Data Scraping Techniques: Converting Web Tables and PDFs to Usable Spreadsheets
Data scraping has become an essential skill for journalists and researchers who need to extract information from websites and PDFs that don’t offer easy download options. This technique allows professionals to transform difficult-to-use data formats into workable spreadsheets for analysis.
What is Data Scraping?
Data scraping is the process of extracting information from web pages or documents and converting it into a format that can be easily analyzed, like spreadsheets or text documents. Many government agencies publish data online to fulfill transparency requirements, but often in formats that make analysis difficult. Scraping bridges this gap.
Scraping Web Tables
One of the most powerful methods for scraping tables from websites involves using Google Sheets’ IMPORTHTML function. This formula connects directly to web data and automatically updates when the source changes.

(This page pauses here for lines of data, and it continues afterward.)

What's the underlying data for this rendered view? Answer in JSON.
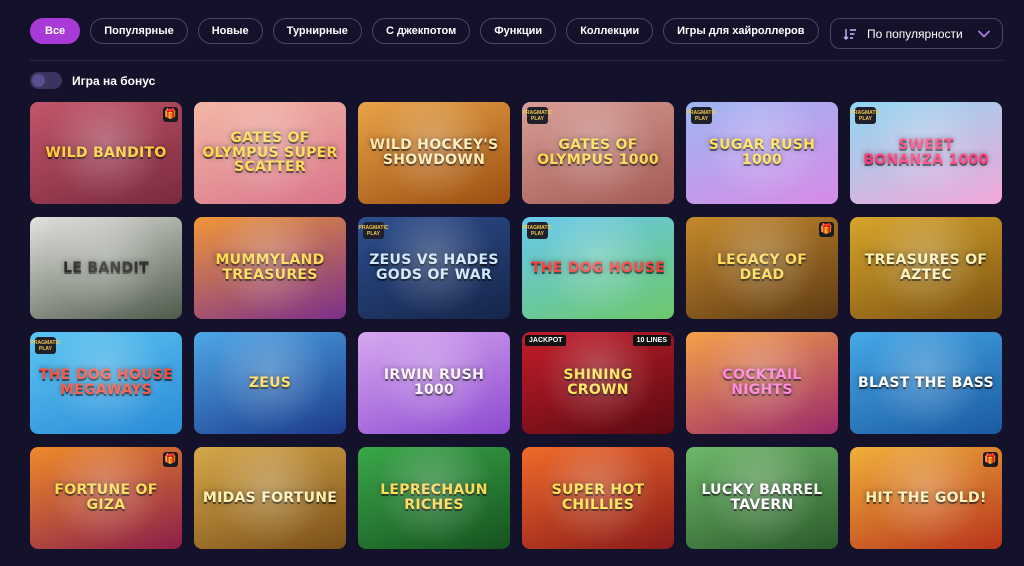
{
  "filters": [
    "Все",
    "Популярные",
    "Новые",
    "Турнирные",
    "С джекпотом",
    "Функции",
    "Коллекции",
    "Игры для хайроллеров"
  ],
  "active_filter_index": 0,
  "sort": {
    "label": "По популярности",
    "icon": "sort-lines-icon",
    "chevron": "chevron-down-icon"
  },
  "bonus_toggle": {
    "label": "Игра на бонус",
    "on": false
  },
  "accent_color": "#a83ad8",
  "games": [
    {
      "title": "Wild Bandito",
      "bg": [
        "#c2566a",
        "#7a2a3d"
      ],
      "color": "#ffcc33",
      "gift": true,
      "provider": false
    },
    {
      "title": "Gates of Olympus Super Scatter",
      "bg": [
        "#f3b8a6",
        "#d9748a"
      ],
      "color": "#ffd84a",
      "gift": false,
      "provider": false
    },
    {
      "title": "Wild Hockey's Showdown",
      "bg": [
        "#e9a347",
        "#9c4f12"
      ],
      "color": "#ffe9b0",
      "gift": false,
      "provider": false
    },
    {
      "title": "Gates of Olympus 1000",
      "bg": [
        "#d79d96",
        "#a45a55"
      ],
      "color": "#ffd84a",
      "gift": false,
      "provider": true
    },
    {
      "title": "Sugar Rush 1000",
      "bg": [
        "#9fb6f3",
        "#d78be6"
      ],
      "color": "#ffe04a",
      "gift": false,
      "provider": true
    },
    {
      "title": "Sweet Bonanza 1000",
      "bg": [
        "#8fd8f2",
        "#f3a6d8"
      ],
      "color": "#ff3a7a",
      "gift": false,
      "provider": true
    },
    {
      "title": "Le Bandit",
      "bg": [
        "#e2e2de",
        "#4e5a4a"
      ],
      "color": "#1a1a1a",
      "gift": false,
      "provider": false
    },
    {
      "title": "Mummyland Treasures",
      "bg": [
        "#f0973a",
        "#7a2f8a"
      ],
      "color": "#ffd84a",
      "gift": false,
      "provider": false
    },
    {
      "title": "Zeus vs Hades Gods of War",
      "bg": [
        "#2e4f8f",
        "#16254a"
      ],
      "color": "#cfe6ff",
      "gift": false,
      "provider": true
    },
    {
      "title": "The Dog House",
      "bg": [
        "#68c8ef",
        "#6cc86a"
      ],
      "color": "#ff3a3a",
      "gift": false,
      "provider": true
    },
    {
      "title": "Legacy of Dead",
      "bg": [
        "#c58a2c",
        "#5e3a14"
      ],
      "color": "#ffd84a",
      "gift": true,
      "provider": false
    },
    {
      "title": "Treasures of Aztec",
      "bg": [
        "#d8a52a",
        "#7a5212"
      ],
      "color": "#fff1b3",
      "gift": false,
      "provider": false
    },
    {
      "title": "The Dog House Megaways",
      "bg": [
        "#5bc6f2",
        "#2a8ad6"
      ],
      "color": "#ff4e3a",
      "gift": false,
      "provider": true
    },
    {
      "title": "Zeus",
      "bg": [
        "#4ea8e8",
        "#1c3a8a"
      ],
      "color": "#ffd84a",
      "gift": false,
      "provider": false
    },
    {
      "title": "Irwin Rush 1000",
      "bg": [
        "#d6a8f0",
        "#8e4ad0"
      ],
      "color": "#fff1ff",
      "gift": false,
      "provider": false
    },
    {
      "title": "Shining Crown",
      "bg": [
        "#c61c2a",
        "#5a0a12"
      ],
      "color": "#ffe04a",
      "gift": false,
      "provider": false,
      "tag_left": "JACKPOT",
      "tag_right": "10 LINES"
    },
    {
      "title": "Cocktail Nights",
      "bg": [
        "#f5a14a",
        "#9a2a6a"
      ],
      "color": "#ff7ad8",
      "gift": false,
      "provider": false
    },
    {
      "title": "Blast the Bass",
      "bg": [
        "#46a8e8",
        "#1a5aa0"
      ],
      "color": "#ffffff",
      "gift": false,
      "provider": false
    },
    {
      "title": "Fortune of Giza",
      "bg": [
        "#f08a2a",
        "#8a1e4a"
      ],
      "color": "#ffd84a",
      "gift": true,
      "provider": false
    },
    {
      "title": "Midas Fortune",
      "bg": [
        "#d6a84a",
        "#7a4f18"
      ],
      "color": "#fff1b3",
      "gift": false,
      "provider": false
    },
    {
      "title": "Leprechaun Riches",
      "bg": [
        "#3aa84a",
        "#16521e"
      ],
      "color": "#ffd84a",
      "gift": false,
      "provider": false
    },
    {
      "title": "Super Hot Chillies",
      "bg": [
        "#f06a2a",
        "#8a1a1a"
      ],
      "color": "#ffe04a",
      "gift": false,
      "provider": false
    },
    {
      "title": "Lucky Barrel Tavern",
      "bg": [
        "#6fb86a",
        "#2a5a2a"
      ],
      "color": "#ffffff",
      "gift": false,
      "provider": false
    },
    {
      "title": "Hit the Gold!",
      "bg": [
        "#f0b03a",
        "#b8341c"
      ],
      "color": "#fff1b3",
      "gift": true,
      "provider": false
    }
  ],
  "provider_badge_text": "PRAGMATIC PLAY",
  "gift_icon_glyph": "🎁"
}
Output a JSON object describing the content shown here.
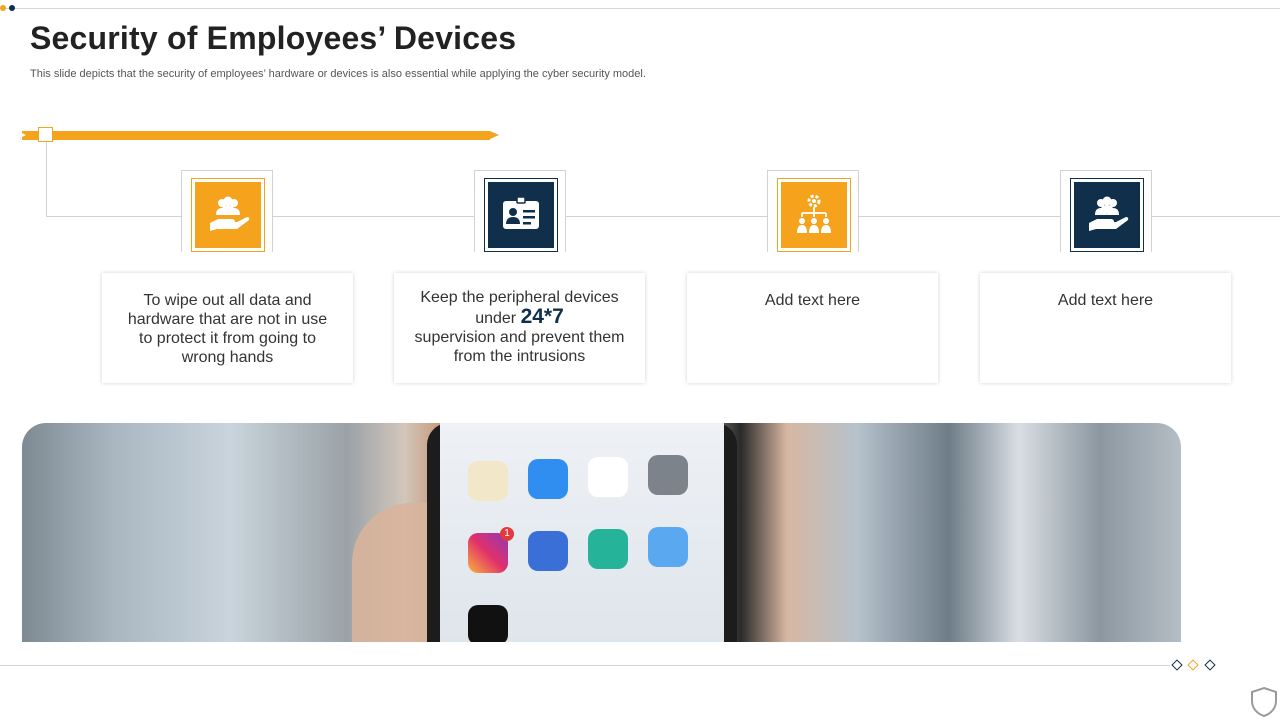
{
  "slide": {
    "title": "Security of Employees’ Devices",
    "subtitle": "This slide depicts that the security of employees’ hardware or devices is also essential while applying the cyber security model."
  },
  "colors": {
    "accent": "#f5a21d",
    "navy": "#0f2f4b",
    "line": "#d2d2d2"
  },
  "steps": [
    {
      "icon": "people-in-hand-icon",
      "color": "orange",
      "text": "To wipe out all data and hardware that are not in use to protect it from going to wrong hands"
    },
    {
      "icon": "id-card-icon",
      "color": "navy",
      "text_before": "Keep the peripheral devices under",
      "highlight": "24*7",
      "text_after": "supervision and prevent them from the intrusions"
    },
    {
      "icon": "team-hierarchy-gear-icon",
      "color": "orange",
      "text": "Add text here"
    },
    {
      "icon": "people-in-hand-icon",
      "color": "navy",
      "text": "Add text here"
    }
  ],
  "photo": {
    "subject": "hand holding smartphone showing app icons",
    "notification_badge": "1"
  }
}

The basic formula structure is:
=IMPORTHTML("URL", "table", element_number)
Where:
- URL is the web address containing the data
- “table” specifies you’re importing a table
- element_number identifies which table on the page to import (starting with 0)

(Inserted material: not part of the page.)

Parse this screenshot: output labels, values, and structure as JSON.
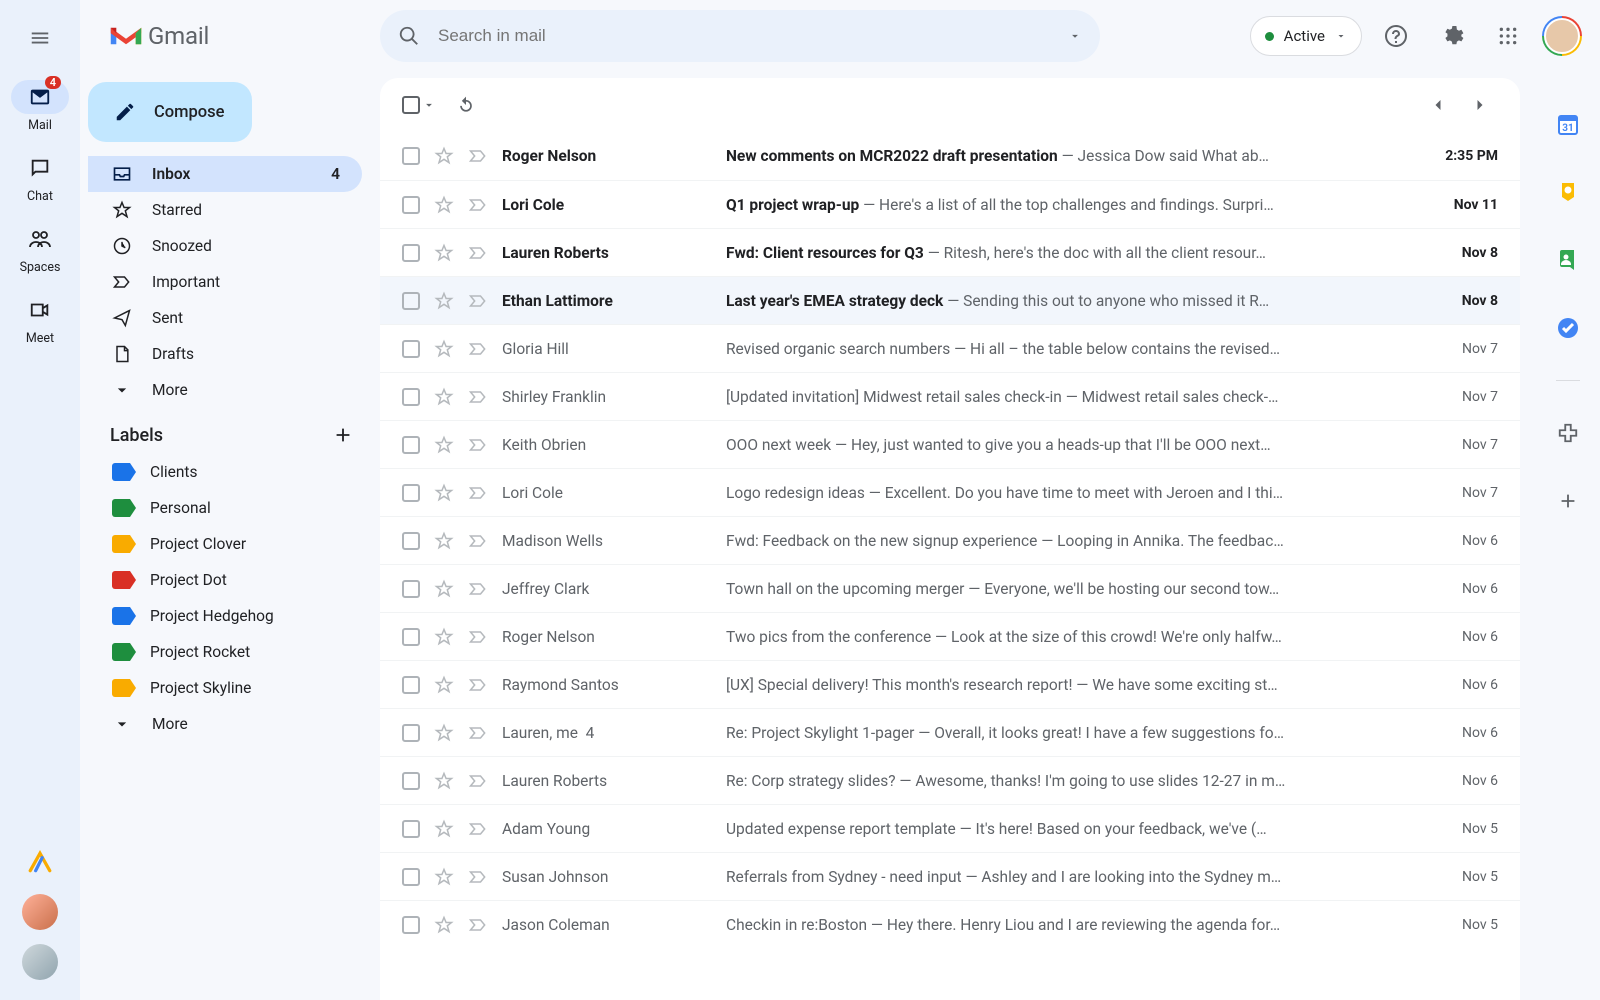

After pasting this formula into cell A1 of a Google Sheet, the data will populate automatically. To work with this data without disrupting the live connection, users should:
- Select all data by clicking the rectangle in the upper left corner
- Copy the selection
- Create a new sheet tab
- Use “Paste Special > Values Only” to strip out the formula
This creates an editable copy while preserving the original scraped data.
Scraping PDFs
PDFs present special challenges for data extraction. Even when organizations are asked to provide data in spreadsheet format, they often deliver PDFs instead. Two effective tools for converting PDF tables to spreadsheets are:
1. Tabula
This desktop application allows users to:
- Import PDF files locally (enhancing security)

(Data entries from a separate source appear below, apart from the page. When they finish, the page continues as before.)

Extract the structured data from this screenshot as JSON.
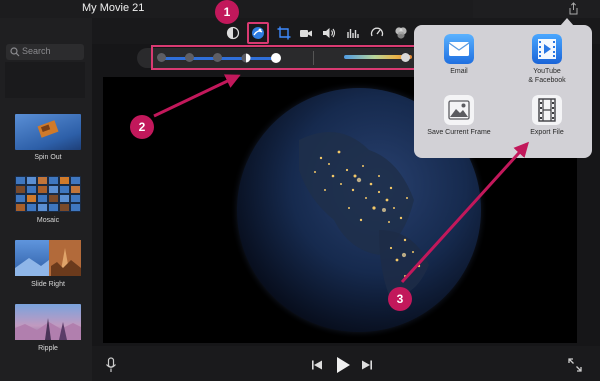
{
  "window": {
    "title": "My Movie 21"
  },
  "search": {
    "placeholder": "Search"
  },
  "transitions": [
    {
      "label": "Spin Out"
    },
    {
      "label": "Mosaic"
    },
    {
      "label": "Slide Right"
    },
    {
      "label": "Ripple"
    }
  ],
  "share_menu": {
    "items": [
      {
        "label": "Email",
        "icon": "mail-icon"
      },
      {
        "label": "YouTube\n& Facebook",
        "line1": "YouTube",
        "line2": "& Facebook",
        "icon": "video-upload-icon"
      },
      {
        "label": "Save Current Frame",
        "icon": "image-icon"
      },
      {
        "label": "Export File",
        "icon": "film-icon"
      }
    ]
  },
  "annotations": {
    "steps": [
      "1",
      "2",
      "3"
    ]
  },
  "colors": {
    "accent": "#2f6fd9",
    "annotation": "#c2185b",
    "highlight_box": "#d93a72",
    "popover_bg": "#d2d1d6"
  },
  "adjust_slider": {
    "value_fraction": 0.75
  }
}
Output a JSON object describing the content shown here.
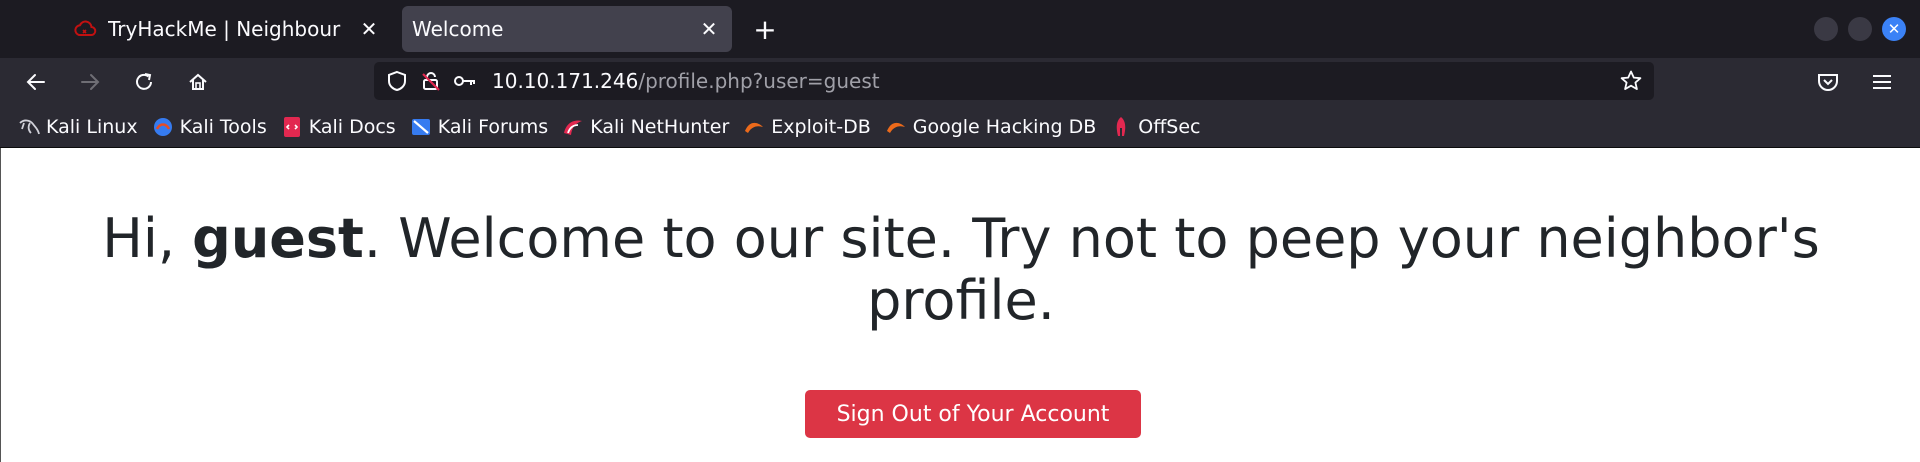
{
  "browser": {
    "tabs": [
      {
        "title": "TryHackMe | Neighbour",
        "icon": "tryhackme-cloud-icon",
        "active": false
      },
      {
        "title": "Welcome",
        "icon": "",
        "active": true
      }
    ],
    "url": {
      "host": "10.10.171.246",
      "path": "/profile.php?user=guest"
    },
    "bookmarks": [
      {
        "label": "Kali Linux",
        "icon": "kali-dragon-icon"
      },
      {
        "label": "Kali Tools",
        "icon": "kali-tools-icon"
      },
      {
        "label": "Kali Docs",
        "icon": "kali-docs-icon"
      },
      {
        "label": "Kali Forums",
        "icon": "kali-forums-icon"
      },
      {
        "label": "Kali NetHunter",
        "icon": "kali-nethunter-icon"
      },
      {
        "label": "Exploit-DB",
        "icon": "exploit-db-icon"
      },
      {
        "label": "Google Hacking DB",
        "icon": "google-hacking-db-icon"
      },
      {
        "label": "OffSec",
        "icon": "offsec-icon"
      }
    ],
    "accent": "#3b82f6"
  },
  "page": {
    "greeting_prefix": "Hi, ",
    "username": "guest",
    "greeting_suffix": ". Welcome to our site. Try not to peep your neighbor's profile.",
    "signout_label": "Sign Out of Your Account",
    "signout_color": "#dc3545"
  }
}
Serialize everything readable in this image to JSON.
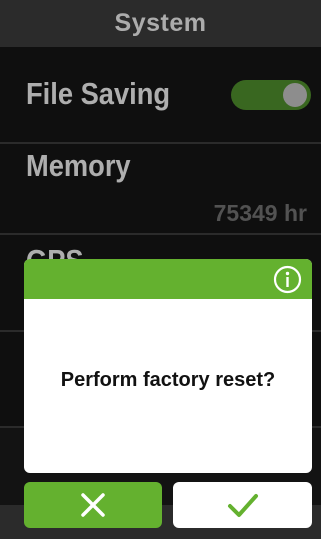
{
  "header": {
    "title": "System"
  },
  "list": {
    "items": [
      {
        "label": "File Saving",
        "toggle_on": true
      },
      {
        "label": "Memory",
        "value": "75349 hr"
      },
      {
        "label": "GPS"
      }
    ]
  },
  "dialog": {
    "message": "Perform factory reset?",
    "icon": "info-icon"
  },
  "buttons": {
    "cancel_icon": "close-icon",
    "confirm_icon": "check-icon"
  },
  "colors": {
    "accent": "#64b12f",
    "toggle": "#4d8a2b",
    "header": "#3a3a3a"
  }
}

- Select specific tables within the document
- Export selected data as CSV files
Since the extraction happens locally rather than online, Tabula is particularly useful for sensitive documents.
2. PDF2Excel
This browser-based tool offers a simpler but less secure approach:
- Upload PDFs through the website
- Automatically convert tables to Excel format
- Download the resulting spreadsheet
While convenient, PDF2Excel stores uploaded documents temporarily on their servers, making it less suitable for confidential information.
Best Practices
When working with scraped data, several practices help maintain data integrity:
- Always title spreadsheets clearly for easy retrieval
- Label sheets as “Original” and “Edited” to preserve raw data
- Create data moats (empty rows or columns) to separate totals from individual entries
- Verify totals against the original source
These techniques ensure that even when government agencies or other sources publish data in challenging formats, analysts can still access and work with the information effectively.
As public records become increasingly important for accountability and research, data scraping provides a crucial bridge between published information and meaningful analysis.